Global research on child protection systems
– We can now likely improve our understandings about the typology of family caregiving, children’s safety and well-being, and state roles in supporting both. So says Principal Investigator Marit Skivenes as the research project “Child Protection Systems Across the World" has been granted funding.
Child Protection Systems Across the World (CPS-WORLD) tackles a looming gap in welfare state research on how and the extent to which different child protection systems across the globe protect children from abuse, neglect, and maltreatment when parents or family are unable or unwilling to care for them.
The Research Council of Norway has now granted the project 25 million NOK over six years, split between the Research Council and the University of Bergen.
The Research Council of Norway’s funding scheme, large interdisciplinary researcher project, offers the Centre a unique opportunity to explore the boundaries of child protection systems and how public and judiciary perspectives varies across the world. The funding scheme is highly competitive, requiring prospective projects to be theoretically, methodologically, and empirically cutting-edge, innovative, and impactful.
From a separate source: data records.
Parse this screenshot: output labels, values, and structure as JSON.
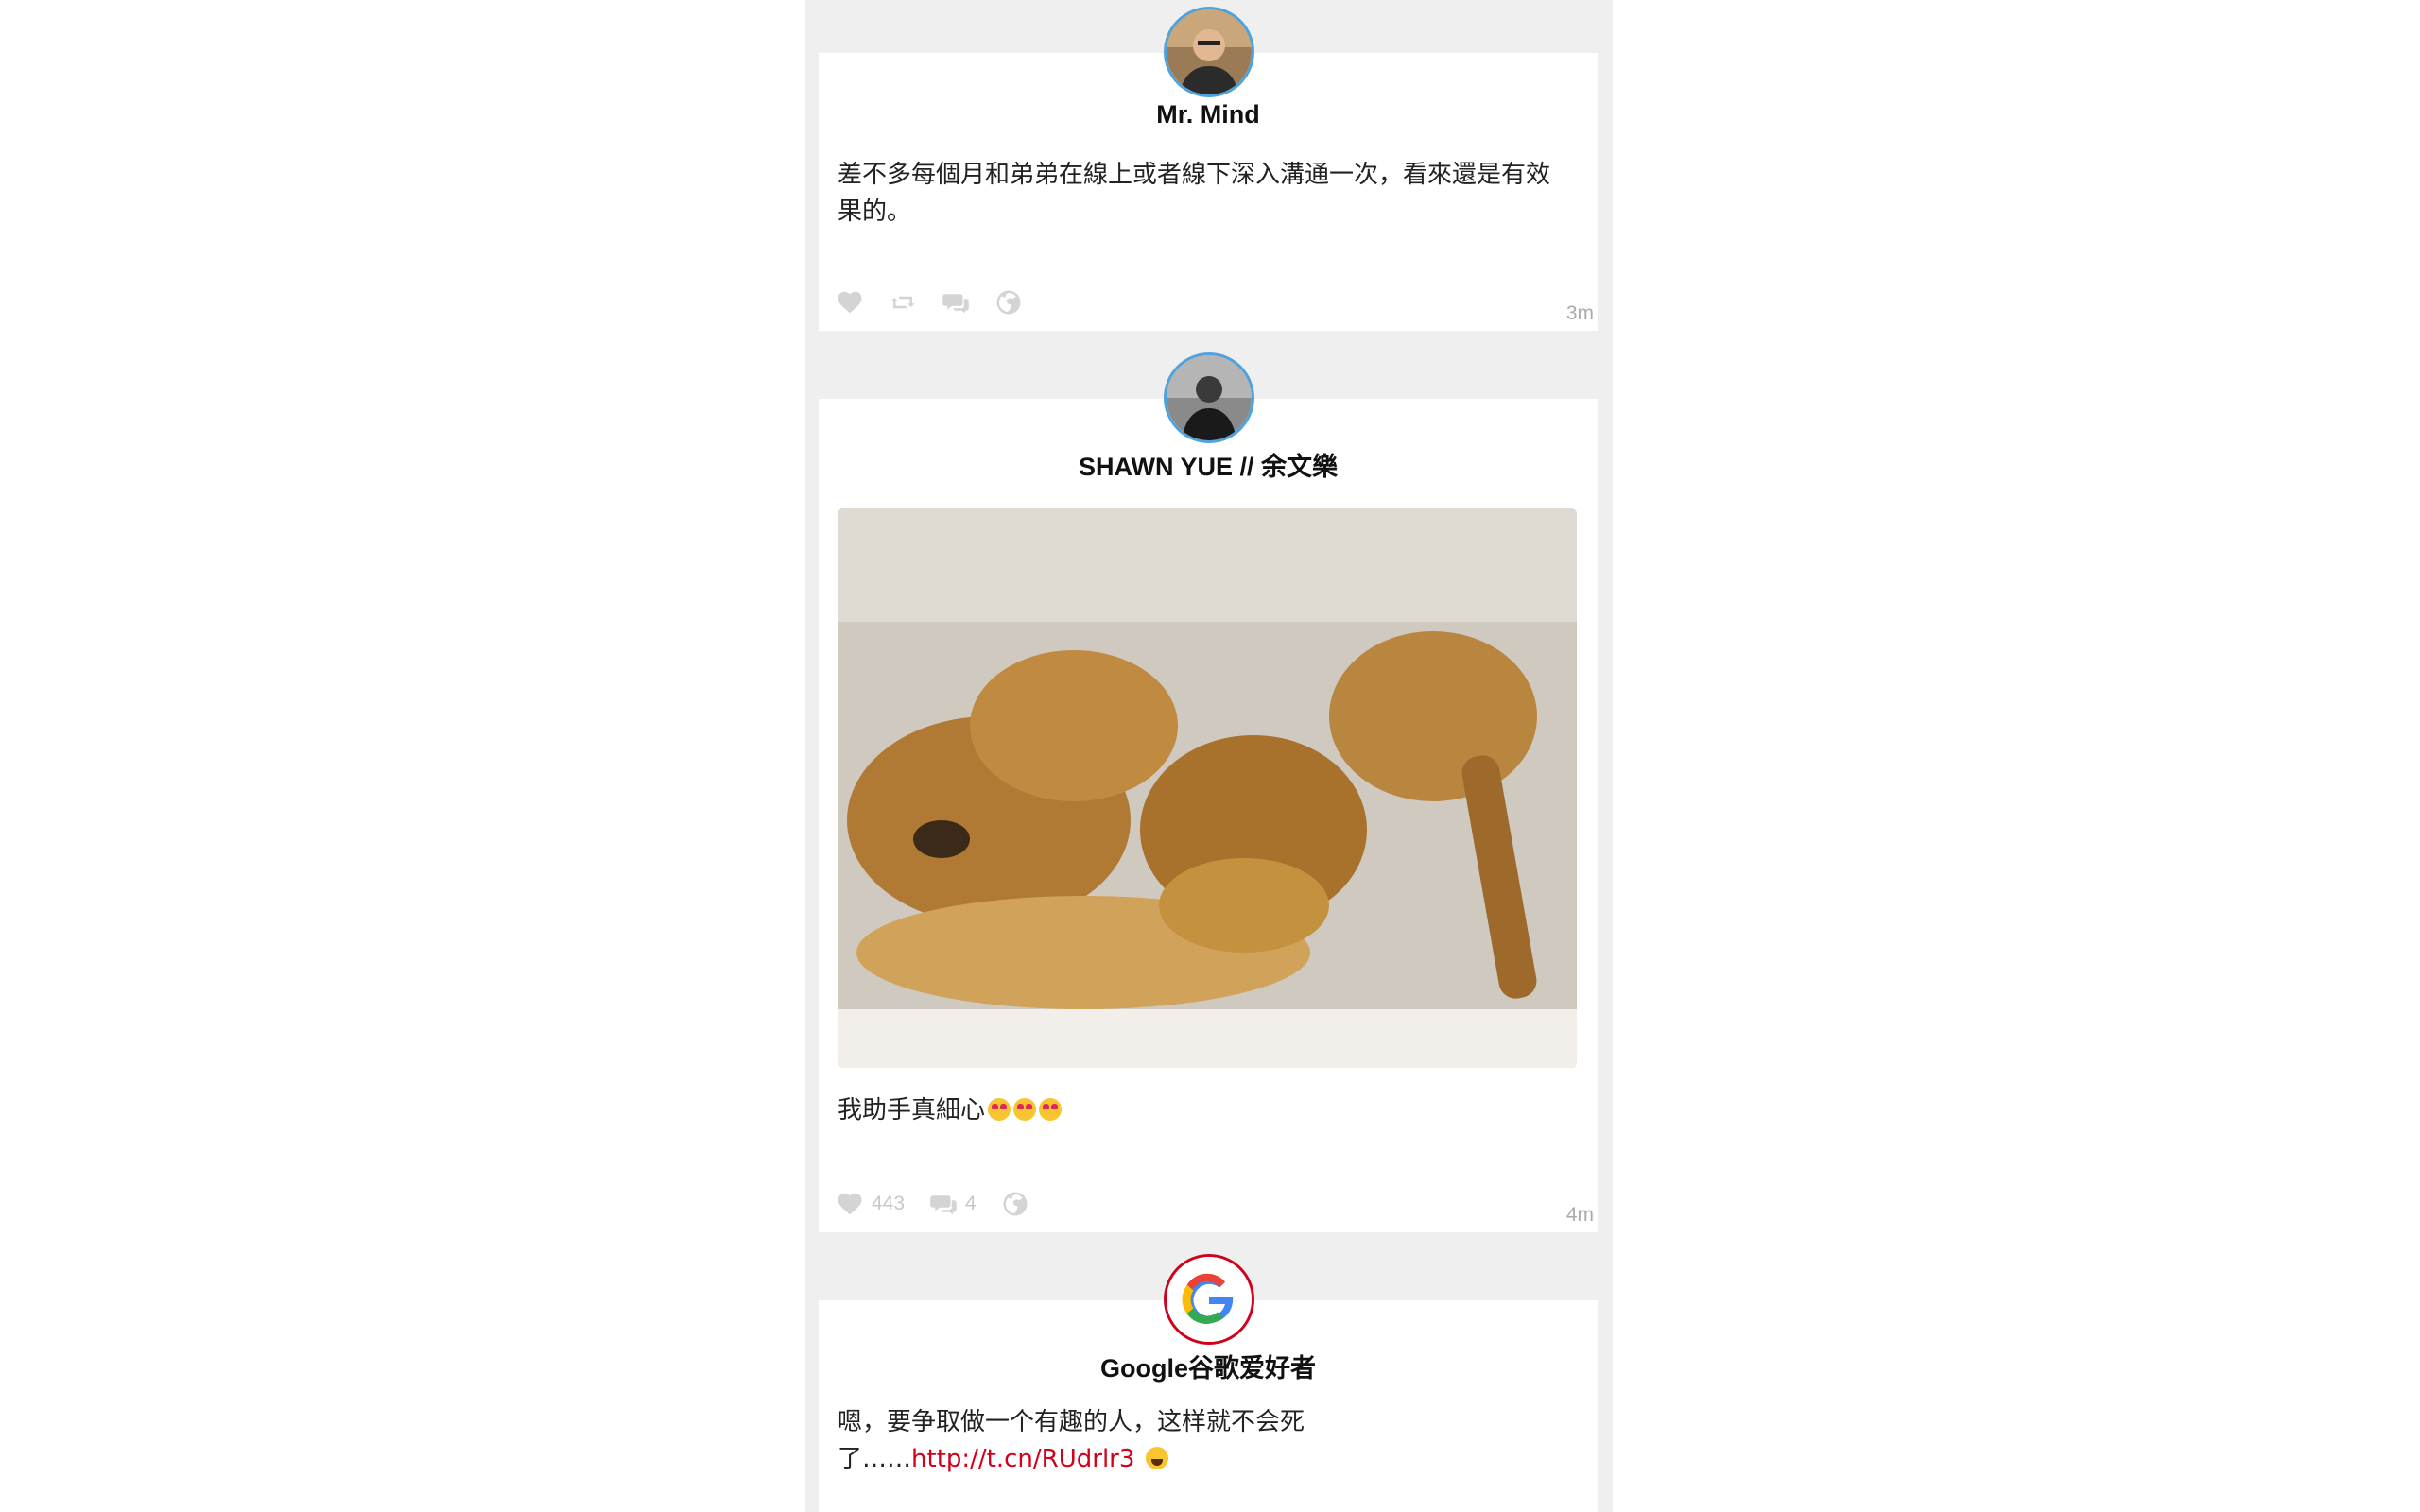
{
  "posts": [
    {
      "author": "Mr. Mind",
      "avatar": "profile-photo",
      "text": "差不多每個月和弟弟在線上或者線下深入溝通一次，看來還是有效果的。",
      "actions": [
        "heart-icon",
        "retweet-icon",
        "comment-icon",
        "globe-icon"
      ],
      "time": "3m"
    },
    {
      "author": "SHAWN YUE // 余文樂",
      "avatar": "profile-photo",
      "image": "fried-chicken-photo",
      "text": "我助手真細心",
      "emoji": [
        "smiling-face-with-heart-eyes",
        "smiling-face-with-heart-eyes",
        "smiling-face-with-heart-eyes"
      ],
      "likes": "443",
      "comments": "4",
      "time": "4m"
    },
    {
      "author": "Google谷歌爱好者",
      "avatar": "google-logo",
      "text_before_link": "嗯，要争取做一个有趣的人，这样就不会死了……",
      "link": "http://t.cn/RUdrlr3",
      "emoji": [
        "laughing-face"
      ]
    }
  ],
  "colors": {
    "feed_background": "#efefef",
    "card_background": "#ffffff",
    "avatar_ring": "#4fa3dc",
    "link": "#d0021b",
    "icon": "#d4d4d4"
  }
}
– This is indeed a unique opportunity to make a giant leap forward in comparative child protection research. These efforts are likely to improve our understandings about the typology of family caregiving, children’s safety and well-being, and state roles in supporting both, says Principal Investigator Marit Skivenes.
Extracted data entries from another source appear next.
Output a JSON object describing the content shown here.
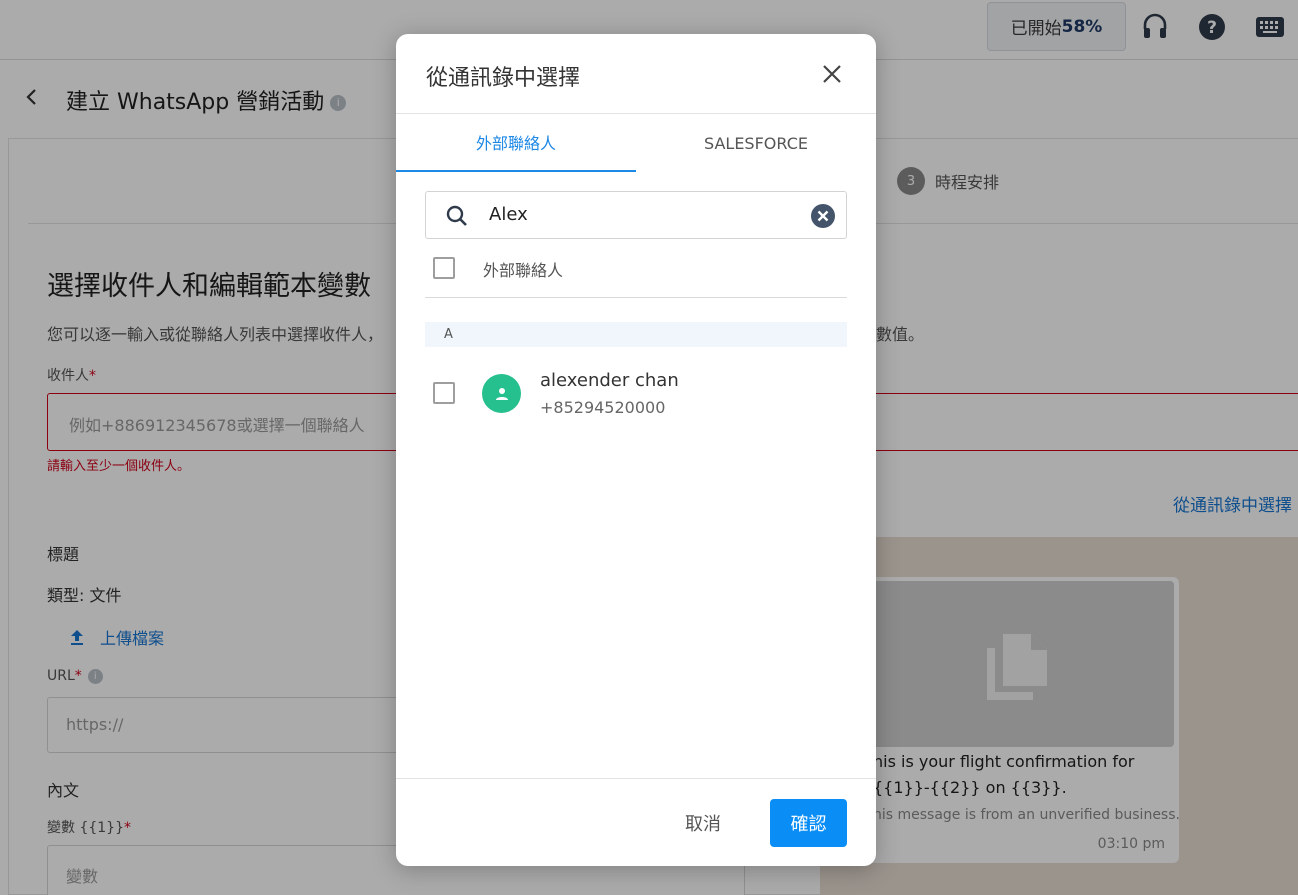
{
  "topbar": {
    "progress_prefix": "已開始",
    "progress_value": "58%",
    "icons": [
      "headset-icon",
      "help-icon",
      "keyboard-icon"
    ]
  },
  "page": {
    "title": "建立 WhatsApp 營銷活動",
    "step3_number": "3",
    "step3_label": "時程安排",
    "section_title": "選擇收件人和編輯範本變數",
    "section_desc": "您可以逐一輸入或從聯絡人列表中選擇收件人，",
    "section_desc_tail": "數值。",
    "recipients_label": "收件人",
    "recipients_placeholder": "例如+886912345678或選擇一個聯絡人",
    "recipients_error": "請輸入至少一個收件人。",
    "choose_from_contacts_link": "從通訊錄中選擇",
    "header_label": "標題",
    "type_label": "類型: 文件",
    "upload_label": "上傳檔案",
    "url_label": "URL",
    "url_placeholder": "https://",
    "body_label": "內文",
    "variable_label": "變數 {{1}}",
    "variable_placeholder": "變數"
  },
  "preview": {
    "message": "his is your flight confirmation for {{1}}-{{2}} on {{3}}.",
    "note": "his message is from an unverified business.",
    "time": "03:10 pm"
  },
  "modal": {
    "title": "從通訊錄中選擇",
    "tabs": [
      {
        "label": "外部聯絡人",
        "active": true
      },
      {
        "label": "SALESFORCE",
        "active": false
      }
    ],
    "search_value": "Alex",
    "select_all_label": "外部聯絡人",
    "group_letter": "A",
    "contacts": [
      {
        "name": "alexender chan",
        "phone": "+85294520000"
      }
    ],
    "cancel_label": "取消",
    "confirm_label": "確認"
  },
  "colors": {
    "accent": "#1e88e5",
    "confirm": "#0a8ef5",
    "avatar": "#26bf8e",
    "error": "#d0021b"
  }
}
By developing a new, international, and innovative data set, combining survey experiments and legal and deliberative analysis, CPS-WORLD advances our understanding of the normative foundations of child protection systems. Besides inspiring a new generation of research and researchers in the field, the project provides policymakers with benchmarks and a theoretical and empirical basis upon which to improve child protection interventions in different contexts.
The grant scheme specifically aims to facilitate research on themes that would benefit from interdisciplinary perspectives. The CPS-WORLD research team reflects this ambition, including academics from the fields of political science, social work, law, and economics.
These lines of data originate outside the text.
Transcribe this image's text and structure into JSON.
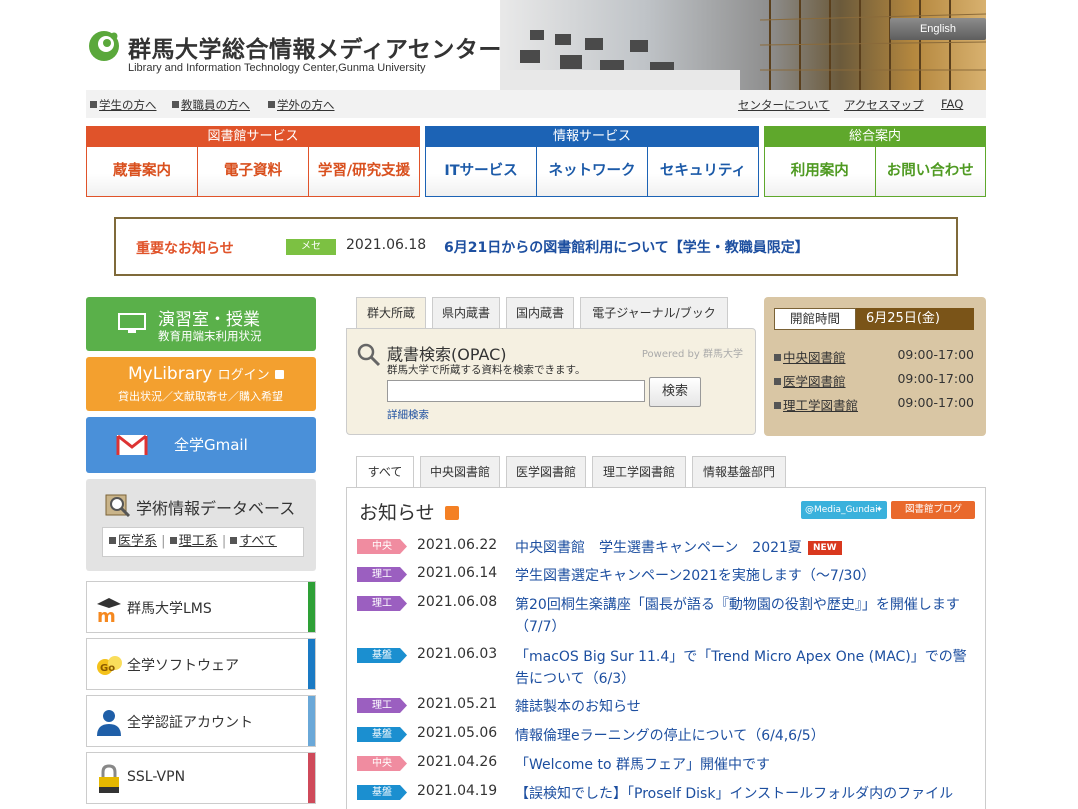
{
  "header": {
    "title": "群馬大学総合情報メディアセンター",
    "subtitle": "Library and Information Technology Center,Gunma University",
    "english_label": "English"
  },
  "utility_links": {
    "left": [
      "学生の方へ",
      "教職員の方へ",
      "学外の方へ"
    ],
    "right": [
      "センターについて",
      "アクセスマップ",
      "FAQ"
    ]
  },
  "nav": {
    "library": {
      "title": "図書館サービス",
      "items": [
        "蔵書案内",
        "電子資料",
        "学習/研究支援"
      ],
      "color": "#e0532a"
    },
    "info": {
      "title": "情報サービス",
      "items": [
        "ITサービス",
        "ネットワーク",
        "セキュリティ"
      ],
      "color": "#1c63b5"
    },
    "general": {
      "title": "総合案内",
      "items": [
        "利用案内",
        "お問い合わせ"
      ],
      "color": "#5fa82c"
    }
  },
  "notice": {
    "label": "重要なお知らせ",
    "tag": "メセ",
    "date": "2021.06.18",
    "text": "6月21日からの図書館利用について【学生・教職員限定】"
  },
  "sidebar": {
    "enshu": {
      "title": "演習室・授業",
      "sub": "教育用端末利用状況"
    },
    "mylibrary": {
      "title": "MyLibrary",
      "login": "ログイン",
      "sub": "貸出状況／文献取寄せ／購入希望"
    },
    "gmail": {
      "title": "全学Gmail"
    },
    "db": {
      "title": "学術情報データベース",
      "links": [
        "医学系",
        "理工系",
        "すべて"
      ]
    },
    "services": [
      {
        "label": "群馬大学LMS"
      },
      {
        "label": "全学ソフトウェア"
      },
      {
        "label": "全学認証アカウント"
      },
      {
        "label": "SSL-VPN"
      }
    ]
  },
  "search": {
    "tabs": [
      "群大所蔵",
      "県内蔵書",
      "国内蔵書",
      "電子ジャーナル/ブック"
    ],
    "title": "蔵書検索(OPAC)",
    "powered": "Powered by 群馬大学",
    "description": "群馬大学で所蔵する資料を検索できます。",
    "input_value": "",
    "button": "検索",
    "advanced": "詳細検索"
  },
  "hours": {
    "label": "開館時間",
    "date": "6月25日(金)",
    "rows": [
      {
        "name": "中央図書館",
        "time": "09:00-17:00"
      },
      {
        "name": "医学図書館",
        "time": "09:00-17:00"
      },
      {
        "name": "理工学図書館",
        "time": "09:00-17:00"
      }
    ]
  },
  "news": {
    "tabs": [
      "すべて",
      "中央図書館",
      "医学図書館",
      "理工学図書館",
      "情報基盤部門"
    ],
    "title": "お知らせ",
    "twitter": "@Media_Gundai",
    "blog": "図書館ブログ",
    "new_label": "NEW",
    "items": [
      {
        "cat": "中央",
        "date": "2021.06.22",
        "text": "中央図書館　学生選書キャンペーン　2021夏"
      },
      {
        "cat": "理工",
        "date": "2021.06.14",
        "text": "学生図書選定キャンペーン2021を実施します（〜7/30）"
      },
      {
        "cat": "理工",
        "date": "2021.06.08",
        "text": "第20回桐生楽講座「園長が語る『動物園の役割や歴史』」を開催します（7/7）"
      },
      {
        "cat": "基盤",
        "date": "2021.06.03",
        "text": "「macOS Big Sur 11.4」で「Trend Micro Apex One (MAC)」での警告について（6/3）"
      },
      {
        "cat": "理工",
        "date": "2021.05.21",
        "text": "雑誌製本のお知らせ"
      },
      {
        "cat": "基盤",
        "date": "2021.05.06",
        "text": "情報倫理eラーニングの停止について（6/4,6/5）"
      },
      {
        "cat": "中央",
        "date": "2021.04.26",
        "text": "「Welcome to 群馬フェア」開催中です"
      },
      {
        "cat": "基盤",
        "date": "2021.04.19",
        "text": "【誤検知でした】「Proself Disk」インストールフォルダ内のファイル"
      }
    ]
  },
  "colors": {
    "central": "#f08ca0",
    "riko": "#9b5fc0",
    "kiban": "#1b8fd0"
  }
}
– Child protection is an interdisciplinary field necessitating the integration of various disciplinary perspectives to fully understand its complexities. With a research team consisting of academics spanning key disciplines and with experience in conducting interdisciplinary studies, we have the expertise and tools needed for breaking new ground on child protection research across the globe, stated Skivenes.
Engaging in this research project, the Centre also aims to contribute to several international objectives articulated in the United Nations’ Sustainable Development Goals. CPS-WORLD focuses on children at risk – an especially vulnerable group – seeking to reduce inequalities among children across countries (Goal 10 – Reduced Inequalities), ensure proper access to care for children (Goal 4 – Quality Education), and strengthen the transparency and effectiveness of state institutions that ultimately make decisions in child protection cases (Goal 16 – Peace, Justice and Strong Institutions). It also contributes with important data on these objectives.
– There is a paucity of data to determine whether the Sustainable Development Goals for children have been realized. This is also something that we aim to address in this project, added Skivenes.